David Friedman
David FriedmanFlash 90

Former U.S. ambassador to Israel David Friedman is set to release his new memoir next week, with content that will prove as shocking today as the events themselves did at the time.

“Sledgehammer: How Breaking with the Past Brought Peace to the Middle East,” is a gripping account of Friedman’s term as former U.S. President Trump’s appointee, one who faced and perhaps even courted controversy throughout his tenure. Friedman was perceived by many on the Left as a “hardline pro-settler right-winger,” The Guardian writes, and even made a notorious comment calling the progressive Jewish organization J Street “kapos” – because, he later explained, he “felt that J Street had betrayed the Jewish People.”
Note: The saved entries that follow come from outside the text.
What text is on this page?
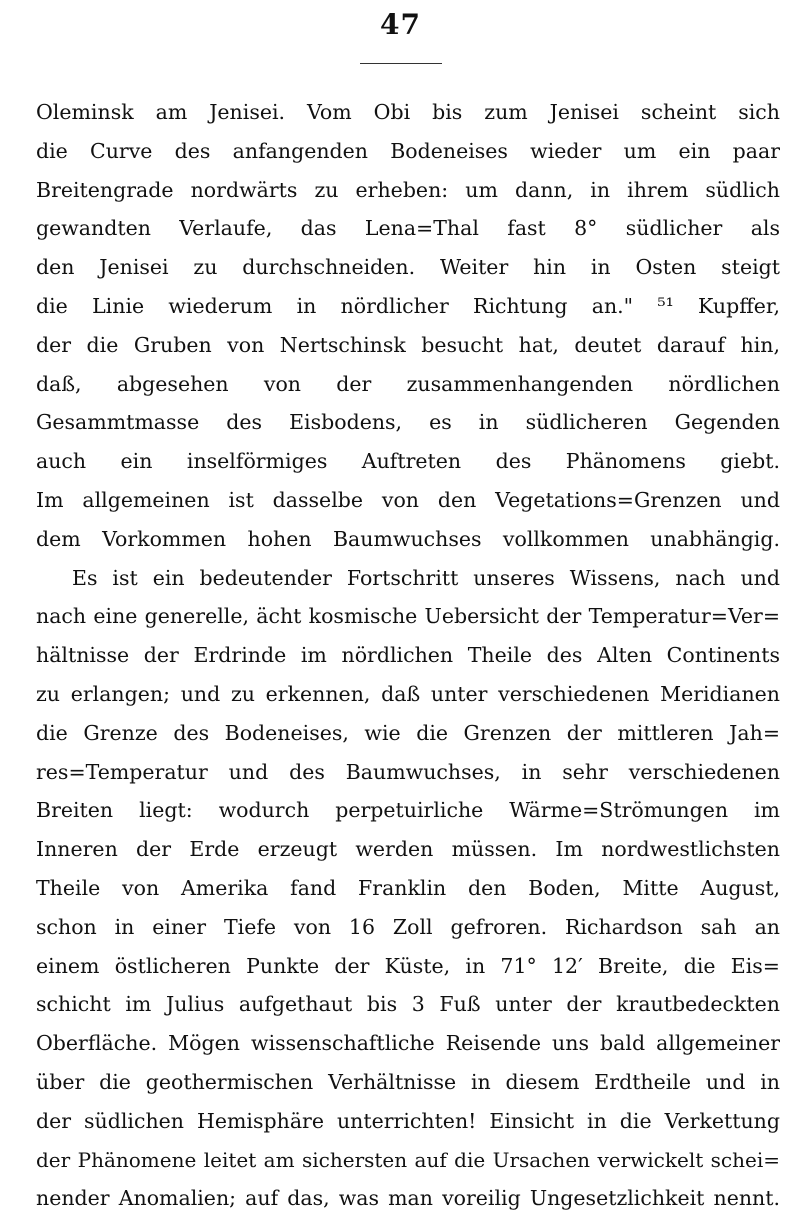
47
Oleminsk am Jenisei. Vom Obi bis zum Jenisei scheint sich
die Curve des anfangenden Bodeneises wieder um ein paar
Breitengrade nordwärts zu erheben: um dann, in ihrem südlich
gewandten Verlaufe, das Lena=Thal fast 8° südlicher als
den Jenisei zu durchschneiden. Weiter hin in Osten steigt
die Linie wiederum in nördlicher Richtung an." ⁵¹ Kupffer,
der die Gruben von Nertschinsk besucht hat, deutet darauf hin,
daß, abgesehen von der zusammenhangenden nördlichen
Gesammtmasse des Eisbodens, es in südlicheren Gegenden
auch ein inselförmiges Auftreten des Phänomens giebt.
Im allgemeinen ist dasselbe von den Vegetations=Grenzen und
dem Vorkommen hohen Baumwuchses vollkommen unabhängig.
Es ist ein bedeutender Fortschritt unseres Wissens, nach und
nach eine generelle, ächt kosmische Uebersicht der Temperatur=Ver=
hältnisse der Erdrinde im nördlichen Theile des Alten Continents
zu erlangen; und zu erkennen, daß unter verschiedenen Meridianen
die Grenze des Bodeneises, wie die Grenzen der mittleren Jah=
res=Temperatur und des Baumwuchses, in sehr verschiedenen
Breiten liegt: wodurch perpetuirliche Wärme=Strömungen im
Inneren der Erde erzeugt werden müssen. Im nordwestlichsten
Theile von Amerika fand Franklin den Boden, Mitte August,
schon in einer Tiefe von 16 Zoll gefroren. Richardson sah an
einem östlicheren Punkte der Küste, in 71° 12′ Breite, die Eis=
schicht im Julius aufgethaut bis 3 Fuß unter der krautbedeckten
Oberfläche. Mögen wissenschaftliche Reisende uns bald allgemeiner
über die geothermischen Verhältnisse in diesem Erdtheile und in
der südlichen Hemisphäre unterrichten! Einsicht in die Verkettung
der Phänomene leitet am sichersten auf die Ursachen verwickelt schei=
nender Anomalien; auf das, was man voreilig Ungesetzlichkeit nennt.
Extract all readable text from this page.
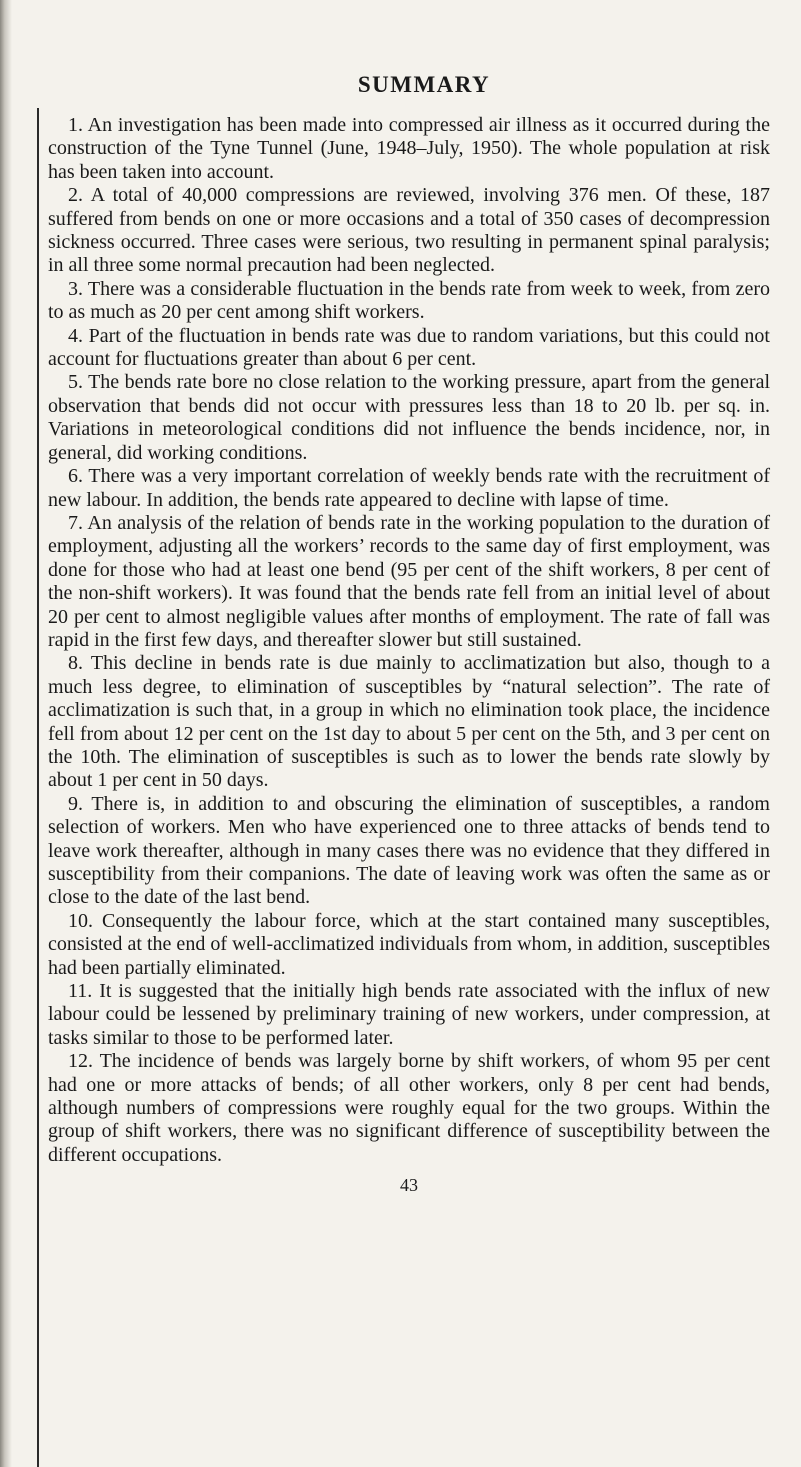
SUMMARY

1. An investigation has been made into compressed air illness as it occurred during the construction of the Tyne Tunnel (June, 1948–July, 1950). The whole population at risk has been taken into account.

2. A total of 40,000 compressions are reviewed, involving 376 men. Of these, 187 suffered from bends on one or more occasions and a total of 350 cases of decompression sickness occurred. Three cases were serious, two resulting in permanent spinal paralysis; in all three some normal precaution had been neglected.

3. There was a considerable fluctuation in the bends rate from week to week, from zero to as much as 20 per cent among shift workers.

4. Part of the fluctuation in bends rate was due to random variations, but this could not account for fluctuations greater than about 6 per cent.

5. The bends rate bore no close relation to the working pressure, apart from the general observation that bends did not occur with pressures less than 18 to 20 lb. per sq. in. Variations in meteorological conditions did not influence the bends incidence, nor, in general, did working conditions.

6. There was a very important correlation of weekly bends rate with the recruitment of new labour. In addition, the bends rate appeared to decline with lapse of time.

7. An analysis of the relation of bends rate in the working population to the duration of employment, adjusting all the workers’ records to the same day of first employment, was done for those who had at least one bend (95 per cent of the shift workers, 8 per cent of the non-shift workers). It was found that the bends rate fell from an initial level of about 20 per cent to almost negligible values after months of employment. The rate of fall was rapid in the first few days, and thereafter slower but still sustained.

8. This decline in bends rate is due mainly to acclimatization but also, though to a much less degree, to elimination of susceptibles by “natural selection”. The rate of acclimatization is such that, in a group in which no elimination took place, the incidence fell from about 12 per cent on the 1st day to about 5 per cent on the 5th, and 3 per cent on the 10th. The elimination of susceptibles is such as to lower the bends rate slowly by about 1 per cent in 50 days.

9. There is, in addition to and obscuring the elimination of susceptibles, a random selection of workers. Men who have experienced one to three attacks of bends tend to leave work thereafter, although in many cases there was no evidence that they differed in susceptibility from their companions. The date of leaving work was often the same as or close to the date of the last bend.

10. Consequently the labour force, which at the start contained many susceptibles, consisted at the end of well-acclimatized individuals from whom, in addition, susceptibles had been partially eliminated.

11. It is suggested that the initially high bends rate associated with the influx of new labour could be lessened by preliminary training of new workers, under compression, at tasks similar to those to be performed later.

12. The incidence of bends was largely borne by shift workers, of whom 95 per cent had one or more attacks of bends; of all other workers, only 8 per cent had bends, although numbers of compressions were roughly equal for the two groups. Within the group of shift workers, there was no significant difference of susceptibility between the different occupations.

43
He was later forced to partially retract when justifying his suitability for the ambassadorial role, explaining that: “In the heat of a political campaign I allowed my rhetoric to get the best of me. I regret these comments and assure you that if confirmed, my remarks will be measured and diplomatic.”

According to Friedman, Trump, a president who would go down in history as strongly pro-Israel, did not necessarily start out that way. His account of Trump’s first meeting with then-Israeli President Reuven Rivlin is startling, with Trump accusing then-Prime Minister Benjamin Netanyahu of being unwilling to reach a peace deal with the Palestinians at a time when Mahmoud Abbas was allegedly “desperate” to do so.

That comment “knocked everyone off their chairs,” Friedman writes.

“Although the meeting was private and off the record, we all envisioned a headline tomorrow that Trump had praised Abbas and criticized Netanyahu – the worst possible dynamic for the president’s popularity or for the prospects of the peace process,” he continues, adding, “Fortunately, and incredibly, the event wasn’t leaked.”

Friedman then describes how during Trump’s next meeting with Netanyahu, he showed everyone a video compilation – “a two-minute collection of Abbas’s speeches that I thought was worth watching … two minutes of Abbas honoring terrorists, extolling violence, and vowing never to accept anything less than Israel’s total defeat.

“After the tape ended,” Friedman writes, “the President said, ‘Wow, is that the same guy I met in Washington last month? He seemed like such a sweet, peaceful guy.’”

If Trump was impressed, his advisers were less so.

“They thought it was a cheap propaganda trick,” he writes of Tillerson and McMaster. But Friedman was undeterred, retorting: “I work for the president, and nobody else … I am going to make sure that he is well informed so that he gets Israel policy right.”